星辰占術機械ステラ=デウス・エクスマキナ

「基本構想は18年前のものですが、実現にあたっては最新の天文理論を一から学び直さねばならず、またネットワークの発達に伴いデータベースまわりの仕様を37回に渡って書き直したため非常に時間がかかりました」
「星辰は系内惑星及び衛星については軌道計算値ベース、系外恒星その他については観測値を適用しています。データは各天文台の記録とリンク、リアルタイムで補正されます」
「常に全星辰情報を占いたい時期と一致させる必要があるため、軌道の割り出しと距離推定には力を注ぎました。最大で137億年ものずれを補正しなければならないので」
「占術DBの構築には苦労しました。膨大な文献を調査して過去の事例を全件記録、また最近のマスメディアによる占い情報を元にアンケート調査の蓄積を11年分。ただしいずれもノイズが多いため疫学的手法により要素抽出してますが」
「卜占についても星辰についてもメタ再帰処理を取り入れ、現実の変化に対しては自動収集した情報を元に自己改変し随時修正する構造になっています」
「念の為。これは現在の星辰に基き未来の変化を予測する装置であり各人の生年月日に対する運勢を出力するものではありません。できるとすれば生まれた瞬間からの星辰変化を追うことで近未来を演繹するぐらいのもので、また対象を個人に絞るためには最低限全DNAの解析データと13代前まで遡った全血縁の真名字画解析、及び現在地の風水を入力する必要があります」


運用開始された星辰占術機械ステラ=デウスエクスマキナは恐るべき精度で事象を予言し、あらゆる占術は廃業を余儀なくされた。しかし託宣はあまりに詳細かつ難解にすぎるため一つとて発生前に正しく解釈されたためしはなく、占術の代わりに託宣解釈業が乱立。「◎=GMホールディングス破綻、△=南京でM8.4」結果として市井の暮らしに大した違いはなかったが、占星術の有効性を実証した影響は大きく、中国が、次いでロシアが星辰補正を目的とした大質量衛星を軌道投入すると「運星兵器」の開発競争は加熱、終には米国が「人工惑星」の建造を宣言したことで新たな局面に突入。質量確保のための外宇宙進出は目覚ましく、僅か30年でアステロイドベルトにまで到達したところで人類初の宇宙戦争が勃発。宇宙機雷の散布により木星までの一帯は多量のデブリに取り巻かれて人類は地球低軌道にまで逆戻りした。

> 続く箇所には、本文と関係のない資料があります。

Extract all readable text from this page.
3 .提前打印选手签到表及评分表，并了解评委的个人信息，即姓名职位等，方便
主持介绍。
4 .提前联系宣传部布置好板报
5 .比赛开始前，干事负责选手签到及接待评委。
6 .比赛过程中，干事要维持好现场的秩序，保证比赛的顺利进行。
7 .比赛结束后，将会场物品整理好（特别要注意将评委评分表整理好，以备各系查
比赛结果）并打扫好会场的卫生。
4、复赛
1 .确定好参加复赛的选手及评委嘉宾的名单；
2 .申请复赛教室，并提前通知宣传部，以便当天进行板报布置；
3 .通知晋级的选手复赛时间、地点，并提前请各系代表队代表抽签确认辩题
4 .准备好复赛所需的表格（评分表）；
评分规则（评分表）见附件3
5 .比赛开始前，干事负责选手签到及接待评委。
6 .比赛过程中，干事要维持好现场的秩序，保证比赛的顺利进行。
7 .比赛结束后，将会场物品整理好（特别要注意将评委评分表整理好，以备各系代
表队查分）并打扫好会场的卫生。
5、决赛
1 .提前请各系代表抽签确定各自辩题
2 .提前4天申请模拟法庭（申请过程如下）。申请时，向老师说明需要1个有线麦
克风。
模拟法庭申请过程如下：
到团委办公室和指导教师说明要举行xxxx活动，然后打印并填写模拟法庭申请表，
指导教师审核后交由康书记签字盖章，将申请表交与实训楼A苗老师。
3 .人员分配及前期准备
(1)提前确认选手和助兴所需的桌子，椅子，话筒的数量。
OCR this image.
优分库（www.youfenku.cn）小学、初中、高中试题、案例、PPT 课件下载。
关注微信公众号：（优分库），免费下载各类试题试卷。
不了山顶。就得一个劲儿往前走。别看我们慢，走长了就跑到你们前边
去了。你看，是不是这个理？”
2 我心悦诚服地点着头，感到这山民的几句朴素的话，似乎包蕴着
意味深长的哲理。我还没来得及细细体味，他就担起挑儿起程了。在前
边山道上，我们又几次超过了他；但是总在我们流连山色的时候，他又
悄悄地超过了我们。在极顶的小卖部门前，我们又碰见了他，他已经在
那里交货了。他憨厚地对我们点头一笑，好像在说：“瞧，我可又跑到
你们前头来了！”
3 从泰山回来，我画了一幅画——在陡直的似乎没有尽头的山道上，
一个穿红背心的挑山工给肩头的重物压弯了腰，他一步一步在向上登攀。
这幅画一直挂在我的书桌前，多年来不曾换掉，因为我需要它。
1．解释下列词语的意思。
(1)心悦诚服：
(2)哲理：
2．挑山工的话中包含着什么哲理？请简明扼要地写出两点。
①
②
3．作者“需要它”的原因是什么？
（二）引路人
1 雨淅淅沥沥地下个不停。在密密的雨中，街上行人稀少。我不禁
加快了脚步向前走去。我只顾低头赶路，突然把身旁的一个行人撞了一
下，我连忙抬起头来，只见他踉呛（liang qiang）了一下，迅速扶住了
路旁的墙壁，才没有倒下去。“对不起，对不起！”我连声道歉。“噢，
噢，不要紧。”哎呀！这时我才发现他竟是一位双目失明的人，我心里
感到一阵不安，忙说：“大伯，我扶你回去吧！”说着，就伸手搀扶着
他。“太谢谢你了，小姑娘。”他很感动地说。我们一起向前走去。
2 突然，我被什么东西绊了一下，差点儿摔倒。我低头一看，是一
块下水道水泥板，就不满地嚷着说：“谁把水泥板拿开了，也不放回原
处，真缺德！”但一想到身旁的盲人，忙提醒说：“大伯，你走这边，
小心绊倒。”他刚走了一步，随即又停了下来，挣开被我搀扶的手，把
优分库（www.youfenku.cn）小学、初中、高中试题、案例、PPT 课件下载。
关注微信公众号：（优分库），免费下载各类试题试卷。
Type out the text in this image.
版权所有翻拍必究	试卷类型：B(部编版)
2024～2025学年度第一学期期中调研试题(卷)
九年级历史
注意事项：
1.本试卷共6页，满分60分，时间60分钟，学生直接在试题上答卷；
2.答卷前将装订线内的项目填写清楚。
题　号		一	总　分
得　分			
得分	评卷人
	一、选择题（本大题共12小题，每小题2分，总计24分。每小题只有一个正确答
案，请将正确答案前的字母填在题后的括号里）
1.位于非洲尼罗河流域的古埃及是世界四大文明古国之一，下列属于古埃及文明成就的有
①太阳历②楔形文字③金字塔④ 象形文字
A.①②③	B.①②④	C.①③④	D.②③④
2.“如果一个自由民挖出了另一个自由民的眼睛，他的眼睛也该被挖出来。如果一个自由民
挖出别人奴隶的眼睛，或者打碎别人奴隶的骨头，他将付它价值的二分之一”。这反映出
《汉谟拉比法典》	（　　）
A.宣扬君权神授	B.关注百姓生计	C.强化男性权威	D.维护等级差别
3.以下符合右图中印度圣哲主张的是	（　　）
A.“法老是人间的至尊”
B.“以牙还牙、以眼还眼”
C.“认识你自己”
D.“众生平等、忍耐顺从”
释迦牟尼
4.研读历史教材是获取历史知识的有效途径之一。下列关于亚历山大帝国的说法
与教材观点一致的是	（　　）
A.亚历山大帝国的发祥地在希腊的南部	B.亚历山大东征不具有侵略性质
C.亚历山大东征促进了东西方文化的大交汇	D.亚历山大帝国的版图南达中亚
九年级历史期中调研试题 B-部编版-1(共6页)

ここまでの経緯を正確に予言していた(ことが後に明らかとなった)星辰占術機械ステラ=デウスエクスマキナであるが、あまりの軌道要素の多さに計算可能範囲をオーヴァフローしたのか突然すべてのメモリを上書きして機能停止した。メタ再帰処理により自己を自動改変し続けたその結果を再現することは制作者にすら不可能であり、以降星辰占術機械研究が続けられているが今に至るも満足な成果は得られていない。
なお、星辰占術機械ステラ=デウスエクスマキナの断末魔の予言はただ二文字「42」であったという。